Так оно и случилось. Кобылка не поднялась больше, как они ни помогали ей, соблазняя сеном, травой, куском хлеба, принесенным Степанидой с хутора. Голова ее на худой длинной шее в конце концов тоже опустилась наземь, лишь глаза временами вращались в глазницах, будто умоляя людей о помощи. Но спасти ее было уже невозможно. Под вечер кобылка в последний раз напряглась и окончательно выпростала ноги.
– Вот и все! – вскрикнул Петрок. – Что теперь делать?
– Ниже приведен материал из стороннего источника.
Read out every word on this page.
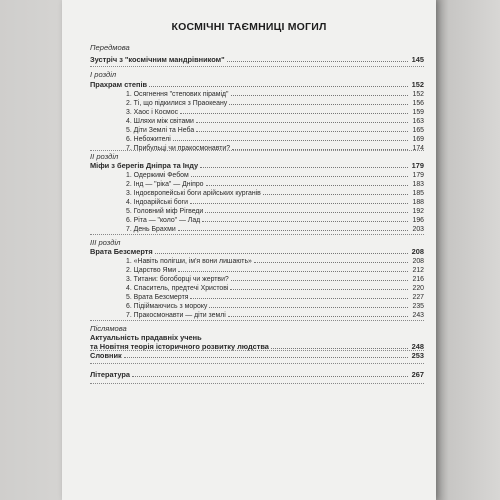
КОСМІЧНІ ТАЄМНИЦІ МОГИЛ
Передмова
Зустріч з "космічним мандрівником"	145
І розділ
Прахрам степів	152
1. Осягнення "степових пірамід"	152
2. Ті, що підкилися з Праокеану	156
3. Хаос і Космос	159
4. Шляхи між світами	163
5. Діти Землі та Неба	165
6. Небожителі	169
7. Прибульці чи пракосмонавти?	174
ІІ розділ
Міфи з берегів Дніпра та Інду	179
1. Одержимі Фебом	179
2. Інд — "ріка" — Дніпро	183
3. Індоєвропейські боги арійських курганів	185
4. Індоарійські боги	188
5. Головний міф Рігведи	192
6. Рітa — "коло" — Лад	196
7. День Брахми	203
ІІІ розділ
Врата Безсмертя	208
1. «Навіть полігши, ім'я вони лишають»	208
2. Царство Ями	212
3. Титани: богоборці чи жертви?	216
4. Спаситель, предтечі Христові	220
5. Врата Безсмертя	227
6. Підіймаючись з мороку	235
7. Пракосмонавти — діти землі	243
Післямова
Актуальність прадавніх учень
та Новітня теорія історичного розвитку людства	248
Словник	253
Література	267
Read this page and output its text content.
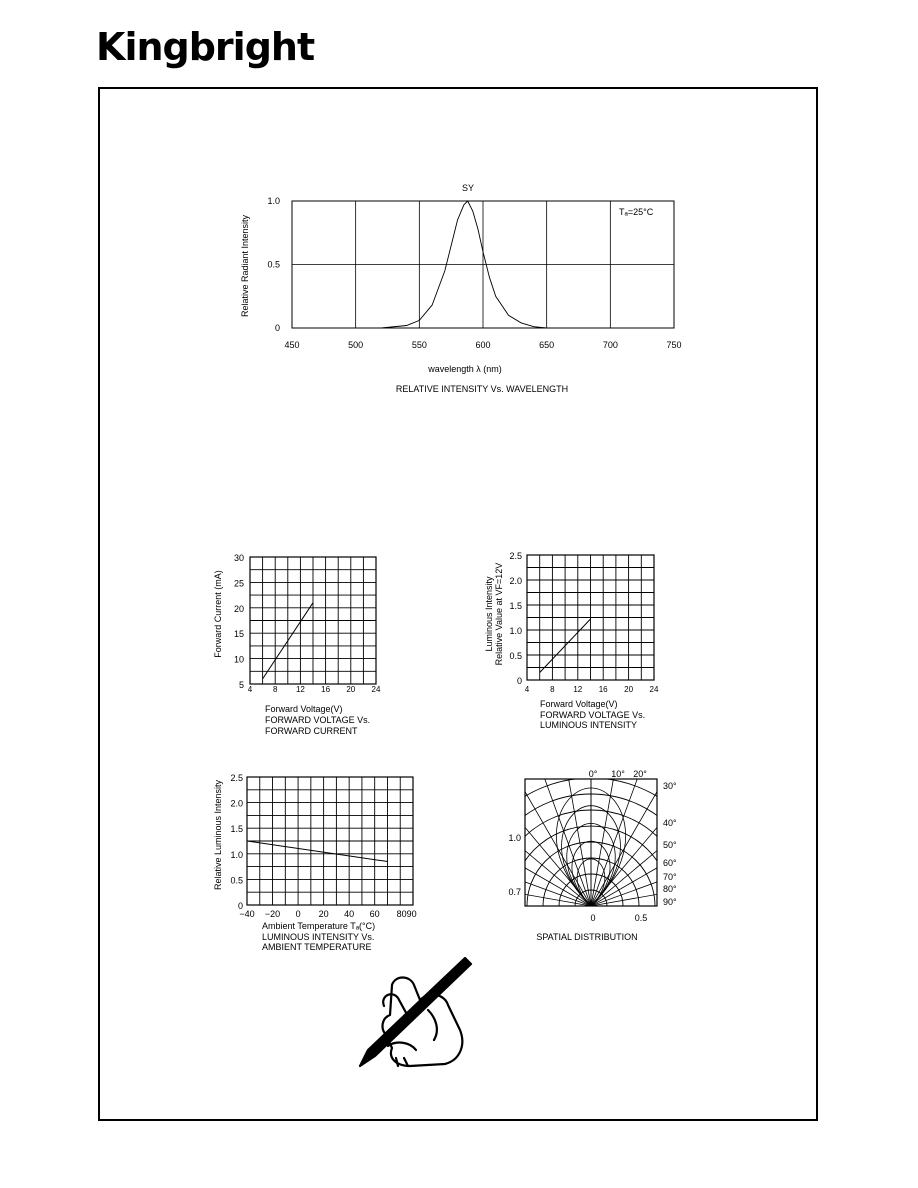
Kingbright
450	500	550	600	650	700	750
0
0.5
1.0
SY
Tₐ=25°C
Relative Radiant Intensity
wavelength λ (nm)
RELATIVE INTENSITY Vs. WAVELENGTH
4	8 12 16 20 24
5
10
15
20
25
30
Forward Current (mA)
Forward Voltage(V)
FORWARD VOLTAGE Vs. FORWARD CURRENT
4	8 12 16 20 24
0
0.5
1.0
1.5
2.0
2.5
Luminous Intensity Relative Value at VF=12V
Forward Voltage(V)
FORWARD VOLTAGE Vs. LUMINOUS INTENSITY
−40 −20 0 20 40 60 8090
0
0.5
1.0
1.5
2.0
2.5
Relative Luminous Intensity
Ambient Temperature Tₐ(°C)
LUMINOUS INTENSITY Vs. AMBIENT TEMPERATURE
0° 10° 20°
30°
40°
50°
60°
70°
80°
90°
1.0
0.7
0	0.5
SPATIAL DISTRIBUTION
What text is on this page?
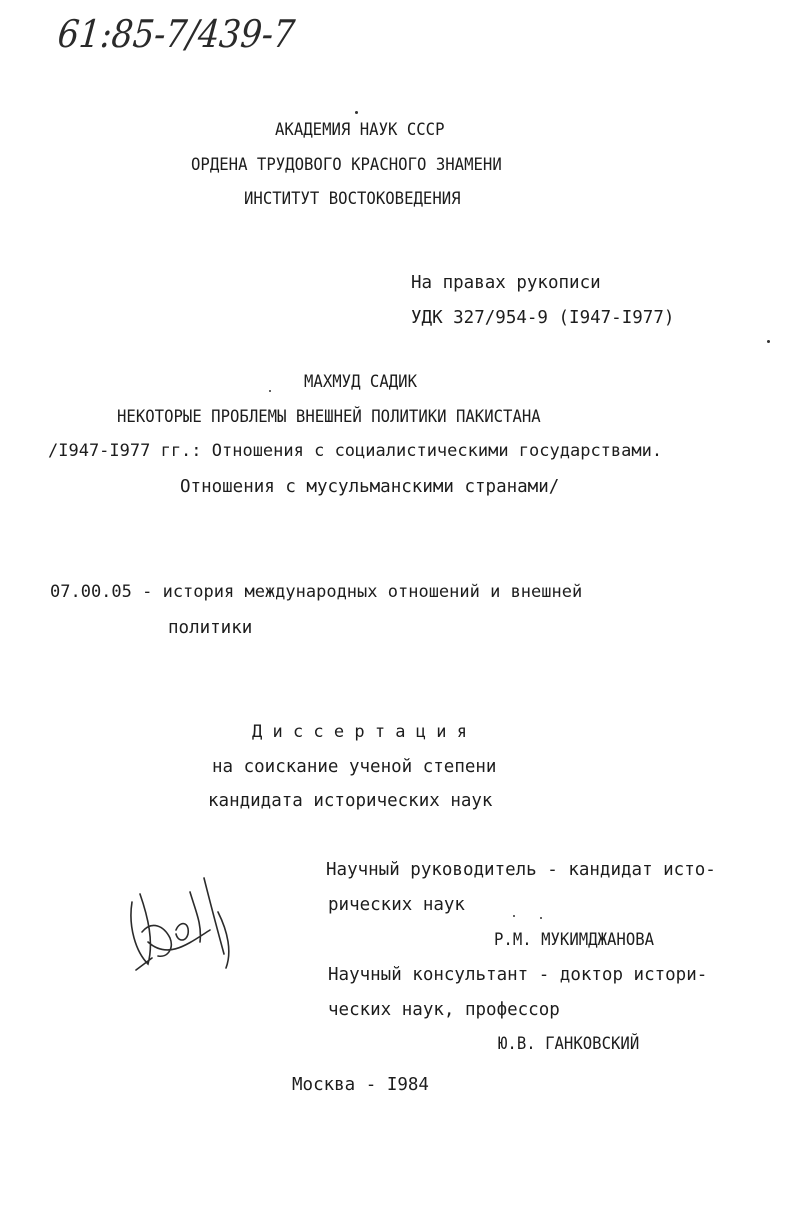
61:85-7/439-7
АКАДЕМИЯ НАУК СССР
ОРДЕНА ТРУДОВОГО КРАСНОГО ЗНАМЕНИ
ИНСТИТУТ ВОСТОКОВЕДЕНИЯ
На правах рукописи
УДК 327/954-9 (I947-I977)
МАХМУД САДИК
НЕКОТОРЫЕ ПРОБЛЕМЫ ВНЕШНЕЙ ПОЛИТИКИ ПАКИСТАНА
/I947-I977 гг.: Отношения с социалистическими государствами.
Отношения с мусульманскими странами/
07.00.05 - история международных отношений и внешней
политики
Д и с с е р т а ц и я
на соискание ученой степени
кандидата исторических наук
Научный руководитель - кандидат исто-
рических наук
Р.М. МУКИМДЖАНОВА
Научный консультант - доктор истори-
ческих наук, профессор
Ю.В. ГАНКОВСКИЙ
Москва - I984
Что делать?..
Степанида же будто окаменела с горя, уже хорошо представляя, что ожидает хозяйство без лошади да еще в такую пору, когда та была нужнее всего. Мокрый от пота Петрок растерянно постоял, потом молча сел и, закрыв руками лицо, заплакал. Степанида не утешала его, сама вытерла украдкой слезу и вспомнила недавние смотрины поля и замерзшего жавороночка под межой.
– Ее прокляли, гору эту. Не было земли, но и это не земля.
Понемногу Петрок успокоился, посидел еще и начал собираться домой. Надо было думать, как жить дальше.
Под вечер он пришел с хомутом на хутор, взял старую лопату и направился в Бараний Лог к хвойному пригорку, где обычно копали песок и зарывали павший в деревне скот. Там на окраине соснячка вырыл яму, затем привел из Выселок Ладимирова коня и отволок к ней кобылку. Степанида туда не пошла, она не могла смотреть на такое и все думала, как преодолеть эти напасти. Где взять лошадь, чтобы вспахать тот проклятый пригорок? Не оставлять же его снова залежью, с чего тогда жить?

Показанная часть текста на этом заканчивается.